Object-oriented APIs are toolboxes for programmers.
An API contains types and their members: classes to instantiate,
classes to subclass,
interfaces to implement, constants
to use, and static methods to invoke. When you design an API, you
design types. But the main utility of those types is providing client
programmers with useful objects they can employ in their programs.
The primary tool an API toolbox offers is objects.
To be a good API designer, therefore, you need a sense of what makes a good object design. In this chapter, I discuss a handful of object designs that I feel are fundamental. If you like big words, you can consider this chapter as a taxonomy of objects, a way to classify objects into categories such as service, messenger, performer, value, immutable. My goal for this chapter's material is to give you a feel for different kinds of object designs and the situations in which they are appropriate.
The basic conceptual unit of object-oriented design is, not surprisingly, the object. It is therefore vital that designers of object-oriented APIs grasp the significance of the object. To me, the most important thing to keep in mind when designing objects is that objects are for people, not for computers. When you design objects, you should think primarily about the people who will use them.

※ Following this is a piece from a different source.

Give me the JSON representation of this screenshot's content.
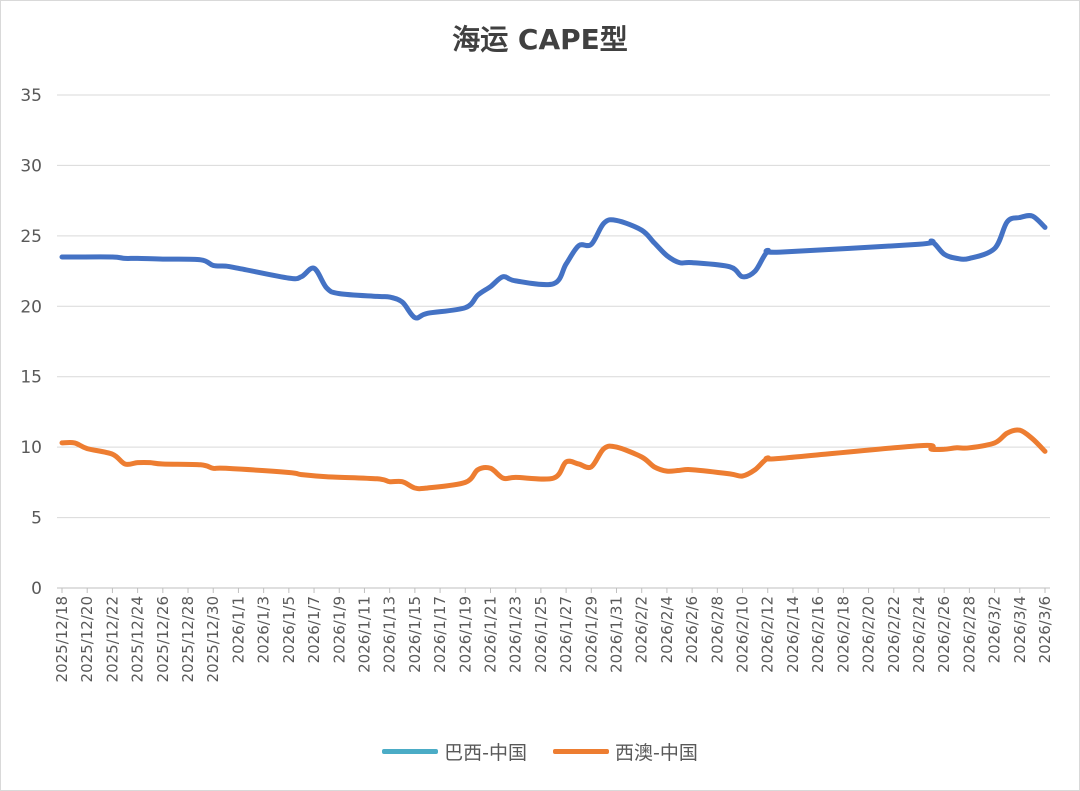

The point of objects is not to help computers run software, but to help people develop software. Computers are just as happy running assembly language programs as object-oriented programs. But people are more productive (and with luck, happier) writing object-oriented programs. The main aim of software technology advances, from machine language to assembly to procedural to object-oriented languages, has been to help programmers do their jobs. In particular, objects help programmers manage the challenges of software complexity and change.